We hobbled to the doctor and back, picking up a wheel chair on the way home. The wheel chair testing was hilarious. First, the woman in the store just brought out the chair and said, “Here you go.” Thank God I asked if I needed to know anything because I later had to sign a paper stating that I had received training on how to use the thing. Once back at the house, I paraphrased my training as I instructed my aunt.

She swore that the wheel chair would not be an issue but I made her test it out before I left. There were some bumps in the first five feet, moving into the kitchen doorway; she ran over shoes twice in the process. “Are you sure you can fit through there?” I asked as she attempted to maneuver between a hutch and her 20-foot-long wooden table (OK, maybe it’s 10 feet; it’s definitely longer than my husband is tall). “Yeah, it’s fi…” Stuck.

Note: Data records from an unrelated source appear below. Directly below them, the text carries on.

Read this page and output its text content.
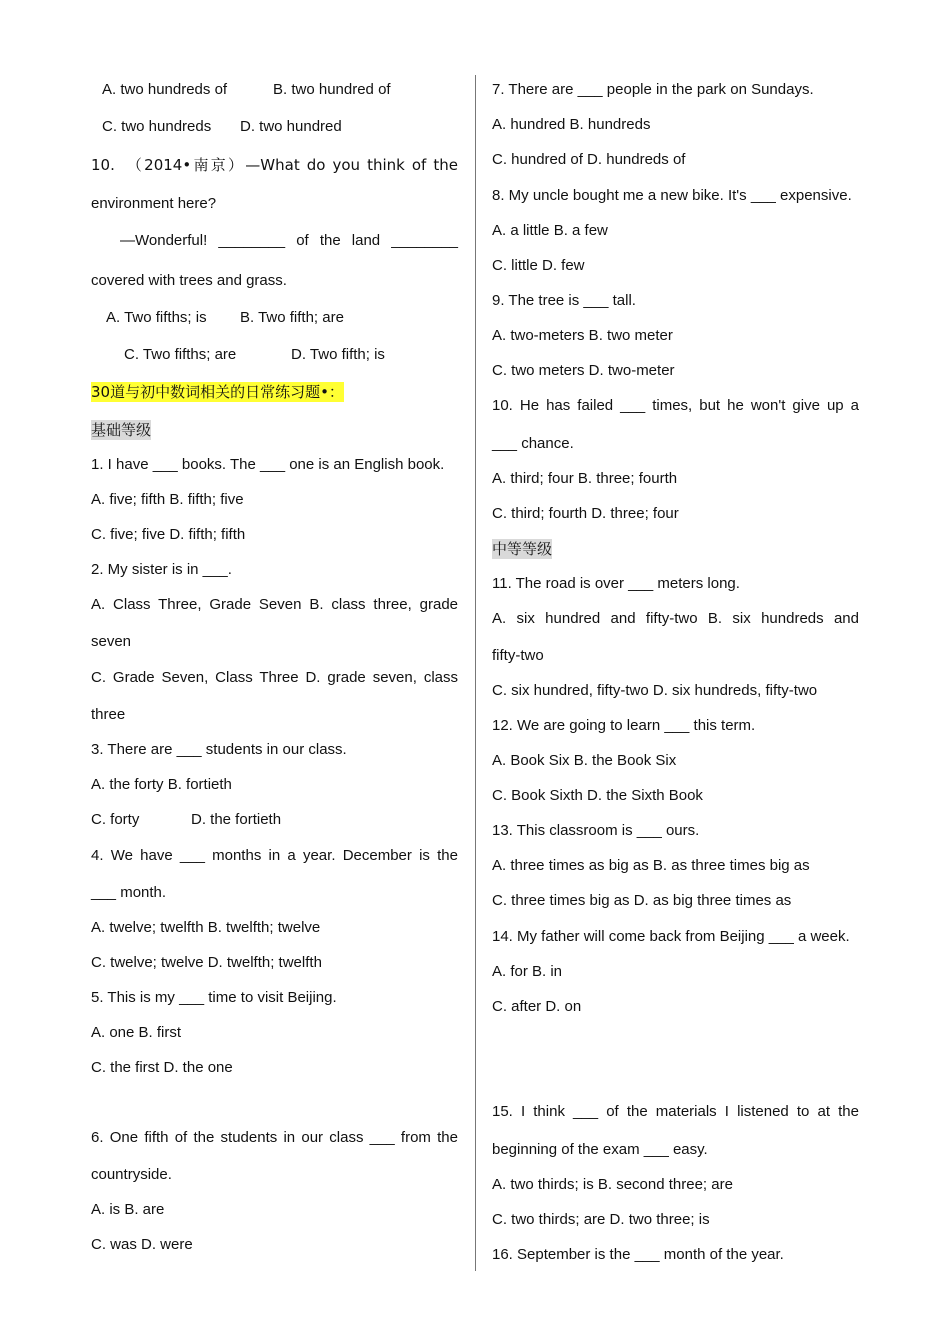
A. two hundreds of	B. two hundred of
C. two hundreds D. two hundred
10.　（2014•南京）—What do you think of the
environment here?
—Wonderful! ________ of the land ________
covered with trees and grass.
A. Two fifths; is B. Two fifth; are
C. Two fifths; are	D. Two fifth; is
30道与初中数词相关的日常练习题•：
基础等级
1. I have ___ books. The ___ one is an English book.
A. five; fifth B. fifth; five
C. five; five D. fifth; fifth
2. My sister is in ___.
A. Class Three, Grade Seven B. class three, grade
seven
C. Grade Seven, Class Three D. grade seven, class
three
3. There are ___ students in our class.
A. the forty B. fortieth
C. forty	D. the fortieth
4. We have ___ months in a year. December is the
___ month.
A. twelve; twelfth B. twelfth; twelve
C. twelve; twelve D. twelfth; twelfth
5. This is my ___ time to visit Beijing.
A. one B. first
C. the first D. the one
6. One fifth of the students in our class ___ from the
countryside.
A. is B. are
C. was D. were
7. There are ___ people in the park on Sundays.
A. hundred B. hundreds
C. hundred of D. hundreds of
8. My uncle bought me a new bike. It's ___ expensive.
A. a little B. a few
C. little D. few
9. The tree is ___ tall.
A. two-meters B. two meter
C. two meters D. two-meter
10. He has failed ___ times, but he won't give up a
___ chance.
A. third; four B. three; fourth
C. third; fourth D. three; four
中等等级
11. The road is over ___ meters long.
A. six hundred and fifty-two B. six hundreds and
fifty-two
C. six hundred, fifty-two D. six hundreds, fifty-two
12. We are going to learn ___ this term.
A. Book Six B. the Book Six
C. Book Sixth D. the Sixth Book
13. This classroom is ___ ours.
A. three times as big as B. as three times big as
C. three times big as D. as big three times as
14. My father will come back from Beijing ___ a week.
A. for B. in
C. after D. on
15. I think ___ of the materials I listened to at the
beginning of the exam ___ easy.
A. two thirds; is B. second three; are
C. two thirds; are D. two three; is
16. September is the ___ month of the year.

I moved the table a foot toward the door.

I watched as she moved into the kitchen, around the island and over toward her sitting room. She rolled around, back and forth, attempting to do some housework and test her reaching abilities. We were now getting somewhere.

“Maybe I will just have[her husband] move some things down here and I will just stay downstairs instead of moving between the upstairs and the downstairs,” she said logically. “Can you sleep on one of these couches?” I asked. “Yeah,” she replied and indicated which of the three that could accommodate tranquil sleep.

“What about the bathroom?” I asked. “Can your wheel chair fit through the doorway?”

“Oh yeah,” she said. “This house was built for this kind of stuff.”

Let me put it to you this way: she only made it into the bathroom because I made her bring her elbows together in front of her while I pushed her through the doorway after readjusting a few times. Pushing herself into the bathroom is not an option.

My friend, Justin, also 30, was recently home to care for his mother after she had some surgery. We connected on a day when I was finishing at one of my mother’s doctor’s appointments.

“Is this really the age when we become our parents’ caretakers?” I asked via text. I just assumed we had a few decades to go before all of this started. Apparently we were wrong. And now I am getting it three-fold.